On Nov 16, 2010, at 18:07 , bluestorm wrote:

> To those of you who are lazy but still curious, I just read the report, and 
> here are the answers to the question I had:

Thanks for posting these points, should have done this in my original post...

> 1. Is that project related to Basile Starynkevitch's venerable OCamlJIT ?
> 
> Yes, OcamlJIT was apparently a major inspiration for this work. The overall 
> design is similar, and in particular the objective of absolute compatibility 
> with the existing bytecode (even when it may hurts performances) was 
> retained. Unfortunately, due to bitrotting and different architectures 
> (OcamlJIT x86 vs. OcamlJIT2 x86_64), there is no direct performance 
> comparison, though the reports seems to indicate similar to better 
> performances. Several points were also improved (better (but still 
> suboptimal) register usage, clever hacks to speed up mapping between bytecode 
> and native code adresses...).

With the x86 port being close to complete, direct comparison with OcamlJIT will 
be possible (dunno if OcamlJIT will work with 3.12 tho). I'll do appropriate 
comparisons once everything is in place.

> 2. Does it use LLVM ?
> 
> No, it doesn't, but it's justified. Apparently, an early prototype showed 
> than LLVM compilation/generation overhead was too high. A (debatable) design 
> goal of OcamlJIT2.0 is to be absolutely faster than ocamlrun, even on *very* 
> short-running programs (`ocamlc -help`).

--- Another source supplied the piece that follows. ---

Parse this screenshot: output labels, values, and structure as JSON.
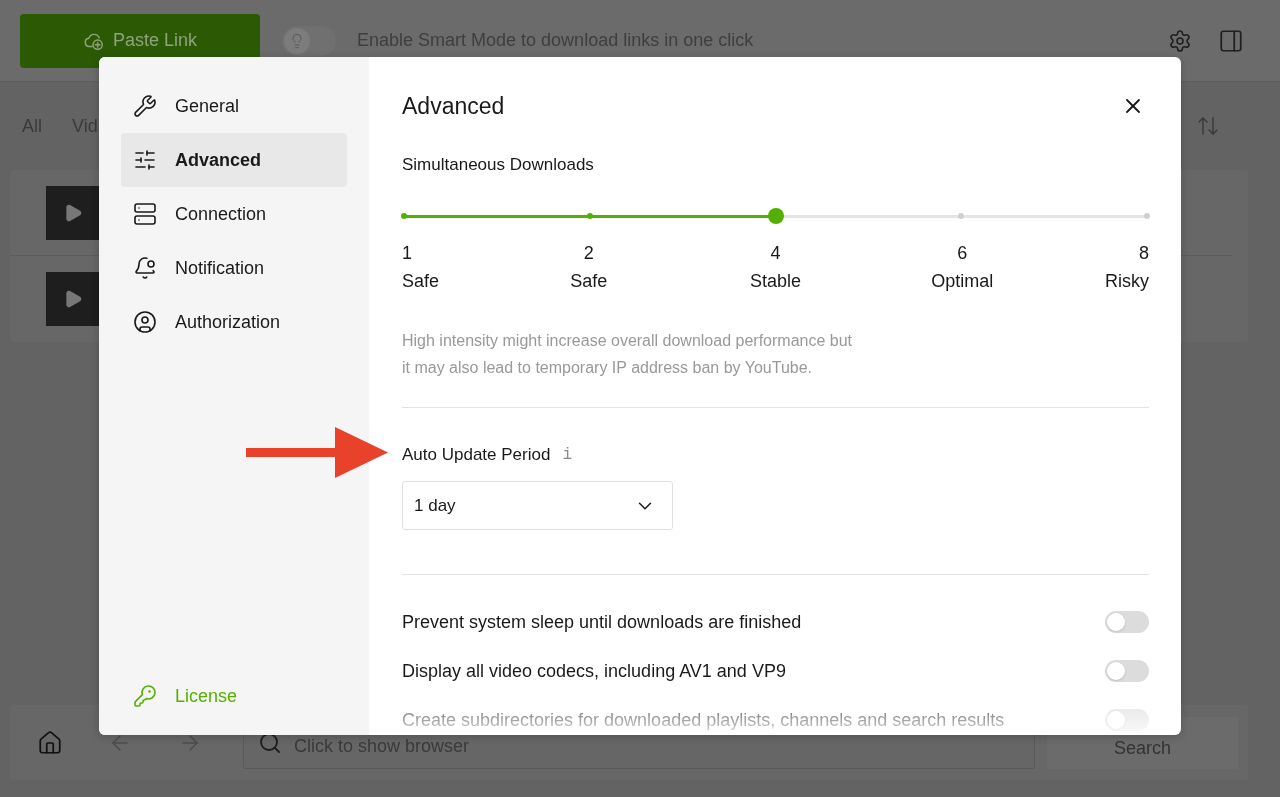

This is indeed debatable, atleast for "ocamlc -help". But this was not the main 
concern with LLVM. LLVM overhead is acceptable for long running computations, 
but everything else is slowed down noticably. It should also be noted that my 
LLVM prototype was rather quick&dirty, so it may indeed be possible to get a 
LLVM based JIT which is on par with the byte-code interpreter for common 
applications. But why would one want to do this? Long running computations can 
be speed up very well using ocamlopt (no need to perform them using the 
interactive top-level).

> OCamlJIT2.0 uses its own macro to generate x86_64 assembly directly 
> (apparently using a dedicated library wasn't worth it). A drawback of this 
> strategy is its inherent non-portability.

It used AsmJit before, which is also limited to x86/x86-64; the non-portability 
is actually a design decision (as explained in my original post, portability to 
non-desktop machines was not a goal for the current implementation).